LadyTwattington · 19/04/2025 09:53

inamarina · 19/04/2025 09:50

Do you think transmen are a danger to women?

I do not think that trans men are a danger to women.
I do think that a person who has been sexually assaulted and is triggered by being in an enclosed space with a male could easily be triggered by coming out of a stall and seeing a 5'7 bearded person at the sink, or finding a person with short hair, a beard, tattoos and a deep voice in the bed next to them in hospital, yes. Even if their brain then rationalises that it's probably a trans man. The fear trigger is subconscious and automatic.

Rummly · 19/04/2025 09:54

Another2Cats · 19/04/2025 09:27

This is correct. However, there is only a very limited set of circumstances where this could happen.

If a transwoman was perceived to be an actual woman and was treated less favourably because of that then they could bring a claim for discrimination because of sex.

But, really, just how many transwomen actually fool others into believing that they are real women?

This is para 251 of the judgment where an example of how this would work is given:

251 Take, for example, a trans woman who applies for a job as a sales representative and the sales manager thinks that she is a biological woman because of her appearance and does not offer her the job even though she performed best at interview and gives the job instead to a biological man. She would have a claim for direct discrimination because of her perceived sex and her comparator would be someone who is not perceived to be a woman. The fact that she is not a biological woman should make no difference to her claim, which would be treated in the same way as a direct discrimination claim made by a biological woman based on the sex of the complainant herself.

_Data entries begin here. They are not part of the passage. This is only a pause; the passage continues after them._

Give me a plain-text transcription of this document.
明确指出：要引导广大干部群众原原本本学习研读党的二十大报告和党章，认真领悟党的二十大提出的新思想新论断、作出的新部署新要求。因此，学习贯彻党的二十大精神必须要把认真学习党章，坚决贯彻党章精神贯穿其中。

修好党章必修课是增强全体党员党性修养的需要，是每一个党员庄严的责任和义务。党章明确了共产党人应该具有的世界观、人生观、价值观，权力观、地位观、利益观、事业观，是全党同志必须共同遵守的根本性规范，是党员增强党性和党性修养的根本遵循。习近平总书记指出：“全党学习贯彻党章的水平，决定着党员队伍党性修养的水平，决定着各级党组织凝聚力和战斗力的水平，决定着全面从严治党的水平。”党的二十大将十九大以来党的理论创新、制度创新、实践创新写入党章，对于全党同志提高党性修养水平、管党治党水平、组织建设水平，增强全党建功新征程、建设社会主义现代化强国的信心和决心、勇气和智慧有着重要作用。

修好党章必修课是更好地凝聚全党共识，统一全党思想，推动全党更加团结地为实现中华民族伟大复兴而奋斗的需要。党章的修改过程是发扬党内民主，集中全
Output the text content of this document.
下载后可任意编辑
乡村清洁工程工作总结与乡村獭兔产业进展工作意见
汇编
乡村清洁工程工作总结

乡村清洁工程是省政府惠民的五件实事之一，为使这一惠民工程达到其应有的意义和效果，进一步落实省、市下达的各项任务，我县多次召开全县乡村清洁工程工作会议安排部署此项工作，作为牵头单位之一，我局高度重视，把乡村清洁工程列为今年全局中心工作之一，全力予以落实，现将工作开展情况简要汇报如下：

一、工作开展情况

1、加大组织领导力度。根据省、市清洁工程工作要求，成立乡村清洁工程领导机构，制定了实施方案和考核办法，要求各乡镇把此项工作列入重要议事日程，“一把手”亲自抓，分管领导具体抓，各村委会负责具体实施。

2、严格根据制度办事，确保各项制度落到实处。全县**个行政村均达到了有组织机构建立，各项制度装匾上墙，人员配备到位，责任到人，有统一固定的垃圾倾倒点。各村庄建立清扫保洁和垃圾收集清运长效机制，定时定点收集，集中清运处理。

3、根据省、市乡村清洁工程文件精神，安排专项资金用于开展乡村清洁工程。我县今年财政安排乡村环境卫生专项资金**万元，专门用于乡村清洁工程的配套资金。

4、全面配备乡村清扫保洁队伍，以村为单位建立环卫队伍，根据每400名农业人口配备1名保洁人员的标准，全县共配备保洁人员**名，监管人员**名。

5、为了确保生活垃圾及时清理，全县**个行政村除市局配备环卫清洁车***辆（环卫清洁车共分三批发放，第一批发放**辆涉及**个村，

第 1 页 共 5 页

Presumably that would also apply to a man who isn’t trans but is perceived to be female and is discriminated against. An unlikely scenario, but if that’s right it does show up the trans nonsense: if you’re not a woman you have protection against detriment on the basis of being mistaken for a woman, trans or no trans.

The trans bit is therefore just a label, nothing real.

viques · 19/04/2025 09:55

Transwomen are still women.

Can you see the flaw in your argument right there?

Transwomen can’t STILL be women, because they were never women in the first place, otherwise they wouldn’t have had to go through all the drama of saying they ARE women and calling themselves trans. You can’t still be something that you never were in the first place.

Summatoruvva · 19/04/2025 09:56

Conxis · 19/04/2025 09:49

This^
I can’t understand why the trans community haven’t put all their effort into securing their own secure private areas and services. Taking over someone else’s, which was always going to end up in court this way, was a very high risk strategy and the trans community would not be in the position it is now if they had taken a more sensible path.

Because they are misogynists. They revere superficial femininity but hate women and real sisterhood.
India’s “frump” comment yesterday was very telling.